Il apparaît à la lecture littérale de ce qui précède que si aucune intervention humaine n’est nécessaire à la disparition de la reproduction du disque dur de l’utilisateur, pour autant la copie en cache peut demeurer indéfiniment sur le disque dur si aucune nouvelle navigation n’est entamée. La durée de vie de la reproduction n’est donc pas limitée à la réalisation de sa fonction et, au sens de la décision Infopaq, n’est donc pas une reproduction provisoire. Cet argument était avancé par les défendeurs mais ne fut pas retenu par la Cour Suprême qui se réfère au considérant 33 de la directive 2001/29/CE qui place expressément la copie cache dans les reproductions bénéficiant de l’exception de l’article 5.1.

La question de la portée à donner à l’exception de l’article 5.1 et notamment concernant le caractère provisoire de la reproduction avait été abordée dès 1998 par le Conseil d’Etat dans un rapport sur les réseaux numériques.
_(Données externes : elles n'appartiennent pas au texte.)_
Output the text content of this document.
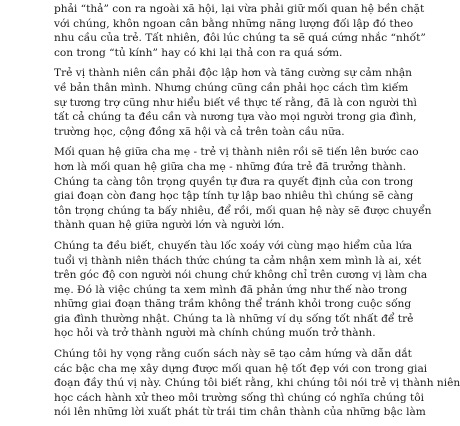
phải “thả” con ra ngoài xã hội, lại vừa phải giữ mối quan hệ bền chặt
với chúng, khôn ngoan cân bằng những năng lượng đối lập đó theo
nhu cầu của trẻ. Tất nhiên, đôi lúc chúng ta sẽ quá cứng nhắc “nhốt”
con trong “tủ kính” hay có khi lại thả con ra quá sớm.

Trẻ vị thành niên cần phải độc lập hơn và tăng cường sự cảm nhận
về bản thân mình. Nhưng chúng cũng cần phải học cách tìm kiếm
sự tương trợ cũng như hiểu biết về thực tế rằng, đã là con người thì
tất cả chúng ta đều cần và nương tựa vào mọi người trong gia đình,
trường học, cộng đồng xã hội và cả trên toàn cầu nữa.

Mối quan hệ giữa cha mẹ - trẻ vị thành niên rồi sẽ tiến lên bước cao
hơn là mối quan hệ giữa cha mẹ - những đứa trẻ đã trưởng thành.
Chúng ta càng tôn trọng quyền tự đưa ra quyết định của con trong
giai đoạn còn đang học tập tính tự lập bao nhiêu thì chúng sẽ càng
tôn trọng chúng ta bấy nhiêu, để rồi, mối quan hệ này sẽ được chuyển
thành quan hệ giữa người lớn và người lớn.

Chúng ta đều biết, chuyến tàu lốc xoáy với cùng mạo hiểm của lứa
tuổi vị thành niên thách thức chúng ta cảm nhận xem mình là ai, xét
trên góc độ con người nói chung chứ không chỉ trên cương vị làm cha
mẹ. Đó là việc chúng ta xem mình đã phản ứng như thế nào trong
những giai đoạn thăng trầm không thể tránh khỏi trong cuộc sống
gia đình thường nhật. Chúng ta là những ví dụ sống tốt nhất để trẻ
học hỏi và trở thành người mà chính chúng muốn trở thành.

Chúng tôi hy vọng rằng cuốn sách này sẽ tạo cảm hứng và dẫn dắt
các bậc cha mẹ xây dựng được mối quan hệ tốt đẹp với con trong giai
đoạn đầy thú vị này. Chúng tôi biết rằng, khi chúng tôi nói trẻ vị thành niên
học cách hành xử theo môi trường sống thì chúng có nghĩa chúng tôi
nói lên những lời xuất phát từ trái tim chân thành của những bậc làm
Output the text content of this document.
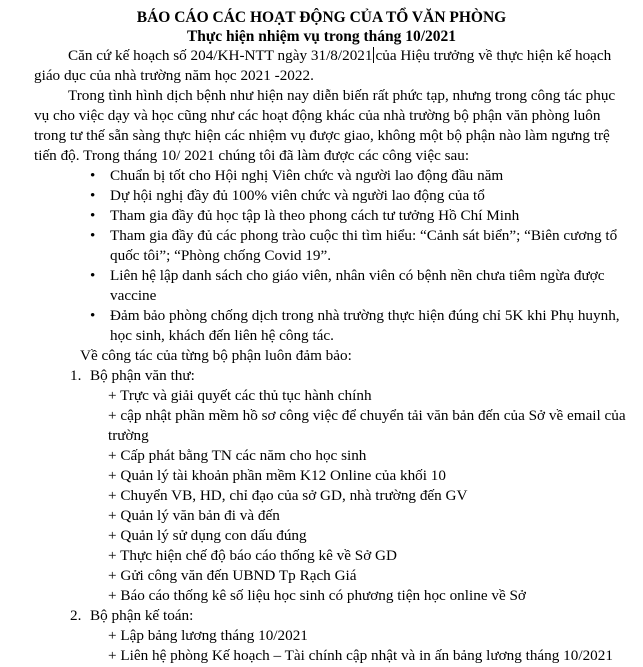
BÁO CÁO CÁC HOẠT ĐỘNG CỦA TỔ VĂN PHÒNG
Thực hiện nhiệm vụ trong tháng 10/2021
Căn cứ kế hoạch số 204/KH-NTT ngày 31/8/2021 của Hiệu trưởng về thực hiện kế hoạch giáo dục của nhà trường năm học 2021 -2022.
Trong tình hình dịch bệnh như hiện nay diễn biến rất phức tạp, nhưng trong công tác phục vụ cho việc dạy và học cũng như các hoạt động khác của nhà trường bộ phận văn phòng luôn trong tư thế sẵn sàng thực hiện các nhiệm vụ được giao, không một bộ phận nào làm ngưng trệ tiến độ. Trong tháng 10/ 2021 chúng tôi đã làm được các công việc sau:
• Chuẩn bị tốt cho Hội nghị Viên chức và người lao động đầu năm
• Dự hội nghị đầy đủ 100% viên chức và người lao động của tổ
• Tham gia đầy đủ học tập là theo phong cách tư tưởng Hồ Chí Minh
• Tham gia đầy đủ các phong trào cuộc thi tìm hiểu: “Cảnh sát biển”; “Biên cương tổ quốc tôi”; “Phòng chống Covid 19”.
• Liên hệ lập danh sách cho giáo viên, nhân viên có bệnh nền chưa tiêm ngừa được vaccine
• Đảm bảo phòng chống dịch trong nhà trường thực hiện đúng chỉ 5K khi Phụ huynh, học sinh, khách đến liên hệ công tác.
Về công tác của từng bộ phận luôn đảm bảo:
1. Bộ phận văn thư:
+ Trực và giải quyết các thủ tục hành chính
+ cập nhật phần mềm hồ sơ công việc để chuyển tải văn bản đến của Sở về email của trường
+ Cấp phát bằng TN các năm cho học sinh
+ Quản lý tài khoản phần mềm K12 Online của khối 10
+ Chuyển VB, HD, chỉ đạo của sở GD, nhà trường đến GV
+ Quản lý văn bản đi và đến
+ Quản lý sử dụng con dấu đúng
+ Thực hiện chế độ báo cáo thống kê về Sở GD
+ Gửi công văn đến UBND Tp Rạch Giá
+ Báo cáo thống kê số liệu học sinh có phương tiện học online về Sở
2. Bộ phận kế toán:
+ Lập bảng lương tháng 10/2021
+ Liên hệ phòng Kế hoạch – Tài chính cập nhật và in ấn bảng lương tháng 10/2021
Le Conseil reconnaissait alors qu’une distinction entre les reproductions « volatiles » et les reproductions « temporaires » serait probablement opportune, l’exception ne recouvrant que la première hypothèse ainsi que les reproductions « dont l’existence n’excède pas la durée de la transmission. ». Plus encore, était alors envisagée la création d’une seconde exception pour les « copies techniques temporaires ». Sous cette catégorie ne se seraient trouvées que les copies cache effectuées sur les serveurs des fournisseurs d’accès et « dont l’existence n’excède pas la durée autorisée par le titulaire des droits par le dispositif technique approprié ». L’intention était louable mais ces recommandations n’auraient probablement pas su s’adapter à l’évolution extrêmement rapide de la technique dans ce domaine. Quel régime aurait-il fallu appliquer aux « proxies », serveurs intermédiaires qui, pour reprendre la formulation adoptée dans le considérant 33 de la directive, « permettent le fonctionnement efficace des systèmes de transmission » ? Car pour le titulaire d’un droit d’auteur, la consultation de son œuvre via une reproduction située sur un proxy n’est pas prise en compte dans la comptabilisation du nombre de visite du site servant de base au calcul de la rémunération. Dans ces circonstances, la copie d’une œuvre pourrait être distribuée très largement et sans que son auteur ne bénéficie des retombées économiques de cette distribution. Faut-il comprendre, à la lecture du considérant 33, que le fonctionnement efficace des systèmes de transmission doit primer sur les intérêts des ayants droit ?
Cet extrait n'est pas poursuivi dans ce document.